All these characteristics are clear indications of disease, both in the abdominal viscera, and in the nervous centres. This result is even more evident from the psychological study of the case. A merely superficial examination might have induced the belief that his affections and moral sentiments were normal. He showed, indeed, a horror of crime, lived a most frugal and abstemious life; and, while sometimes over-religious, sometimes exaggeratedly patriotic, always appeared to prefer the advantage of others to his own. He thus presented to those unversed in the study of mental pathology, the appearance, as it were, of a martyr to an idea which had been maturing for years, the mouthpiece and tool of a powerful sect, who might call for execration politically, but as an individual commanded respect.

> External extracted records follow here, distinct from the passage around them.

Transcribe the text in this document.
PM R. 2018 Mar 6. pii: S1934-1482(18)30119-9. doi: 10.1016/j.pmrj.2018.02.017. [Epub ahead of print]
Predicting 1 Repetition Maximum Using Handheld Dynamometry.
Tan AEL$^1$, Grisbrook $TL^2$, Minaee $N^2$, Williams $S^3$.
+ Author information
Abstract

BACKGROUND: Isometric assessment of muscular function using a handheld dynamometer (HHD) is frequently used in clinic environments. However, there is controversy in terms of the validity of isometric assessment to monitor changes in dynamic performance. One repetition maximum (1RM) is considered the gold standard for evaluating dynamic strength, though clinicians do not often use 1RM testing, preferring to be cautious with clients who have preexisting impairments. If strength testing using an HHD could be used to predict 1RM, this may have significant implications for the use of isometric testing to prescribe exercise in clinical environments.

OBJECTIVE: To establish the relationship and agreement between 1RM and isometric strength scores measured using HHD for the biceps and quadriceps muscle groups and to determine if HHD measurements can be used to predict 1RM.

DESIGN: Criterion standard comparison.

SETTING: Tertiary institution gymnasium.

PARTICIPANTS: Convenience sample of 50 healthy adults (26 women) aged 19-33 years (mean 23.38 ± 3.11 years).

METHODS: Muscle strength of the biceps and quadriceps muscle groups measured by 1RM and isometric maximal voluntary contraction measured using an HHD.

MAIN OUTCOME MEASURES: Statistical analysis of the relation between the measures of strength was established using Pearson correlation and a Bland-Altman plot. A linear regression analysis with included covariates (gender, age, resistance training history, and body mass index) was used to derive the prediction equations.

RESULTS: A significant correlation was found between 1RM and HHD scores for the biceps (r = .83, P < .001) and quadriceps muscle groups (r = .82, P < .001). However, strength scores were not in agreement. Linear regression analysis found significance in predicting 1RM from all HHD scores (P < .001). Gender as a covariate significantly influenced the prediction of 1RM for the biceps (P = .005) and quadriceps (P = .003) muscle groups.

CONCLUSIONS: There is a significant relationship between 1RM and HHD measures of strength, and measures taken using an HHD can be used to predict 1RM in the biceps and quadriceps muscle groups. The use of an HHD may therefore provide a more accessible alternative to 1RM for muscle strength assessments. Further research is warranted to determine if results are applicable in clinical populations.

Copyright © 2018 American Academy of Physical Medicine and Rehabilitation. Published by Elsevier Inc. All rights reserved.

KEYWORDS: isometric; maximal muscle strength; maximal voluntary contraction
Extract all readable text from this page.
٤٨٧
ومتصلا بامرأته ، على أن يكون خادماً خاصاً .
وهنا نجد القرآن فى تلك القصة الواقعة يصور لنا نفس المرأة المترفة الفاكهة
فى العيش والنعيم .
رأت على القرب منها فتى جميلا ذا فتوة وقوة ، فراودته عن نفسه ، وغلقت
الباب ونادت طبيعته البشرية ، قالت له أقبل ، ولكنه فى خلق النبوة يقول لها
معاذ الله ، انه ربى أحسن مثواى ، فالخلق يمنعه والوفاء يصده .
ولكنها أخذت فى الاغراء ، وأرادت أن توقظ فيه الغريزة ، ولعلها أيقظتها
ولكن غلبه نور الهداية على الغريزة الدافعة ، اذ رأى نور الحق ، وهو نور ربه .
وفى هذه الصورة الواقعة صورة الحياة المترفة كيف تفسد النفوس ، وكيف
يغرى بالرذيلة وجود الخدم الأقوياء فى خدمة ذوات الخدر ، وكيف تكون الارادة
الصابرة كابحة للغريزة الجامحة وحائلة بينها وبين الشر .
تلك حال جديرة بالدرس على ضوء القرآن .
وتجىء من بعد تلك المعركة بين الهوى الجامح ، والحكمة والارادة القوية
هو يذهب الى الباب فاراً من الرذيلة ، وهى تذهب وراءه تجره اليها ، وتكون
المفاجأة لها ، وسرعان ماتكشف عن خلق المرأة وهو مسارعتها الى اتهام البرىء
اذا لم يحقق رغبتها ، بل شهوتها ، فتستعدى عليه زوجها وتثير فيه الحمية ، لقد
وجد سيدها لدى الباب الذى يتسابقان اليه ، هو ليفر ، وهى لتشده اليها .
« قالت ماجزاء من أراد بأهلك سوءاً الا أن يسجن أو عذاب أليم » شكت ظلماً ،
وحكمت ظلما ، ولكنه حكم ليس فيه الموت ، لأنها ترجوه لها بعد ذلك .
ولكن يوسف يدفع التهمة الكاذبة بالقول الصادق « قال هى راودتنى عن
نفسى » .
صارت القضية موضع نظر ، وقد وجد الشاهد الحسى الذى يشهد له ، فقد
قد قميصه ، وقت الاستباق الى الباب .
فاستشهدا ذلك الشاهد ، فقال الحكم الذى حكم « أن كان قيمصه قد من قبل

This view, however, is at once seen to be fallacious, (even leaving aside the delirium, which might have been the effect of imprisonment), if we remember that, as has already been said, frugality and unselfishness are special characteristics of the mattoid, and, not seldom, also of the insane, some of whom seem to have more affection for their country, and for humanity in general, than for their families and themselves, and if we notice the indifference or even pleasure with which, in his writings, he refers to the murders committed by his countrymen, when, “to the sound of axes, they make foreigners give them money,” above all, the enjoyment with which he records the cruel practical joke played on a poor man who was very fond of his cherry tree, by digging up the latter, bringing it back stripped of its fruit, and leaving it at his front door. This morbid apathy is especially revealed in the want of emotion shown after the crime, in the face of the anger of the populace which was let loose against him. Yet even the greatest fanatics among political assassins, such as Orsini, Sand, and Nobiling, have been overwhelmed by emotion after the deed, and have often attempted suicide.
The true motive of the act is quite sufficient to prove this: being dismissed from his situation on account of his political vagaries, arrested as a vagabond, and, in addition, ill-used by the police, he thought—with a vanity as boundless as his impotence to gratify it, or even to live—of imitating the heroes he had heard talked of in the clubs (and against whom he had himself declaimed), so as to find a way of ending his life by the hand of another.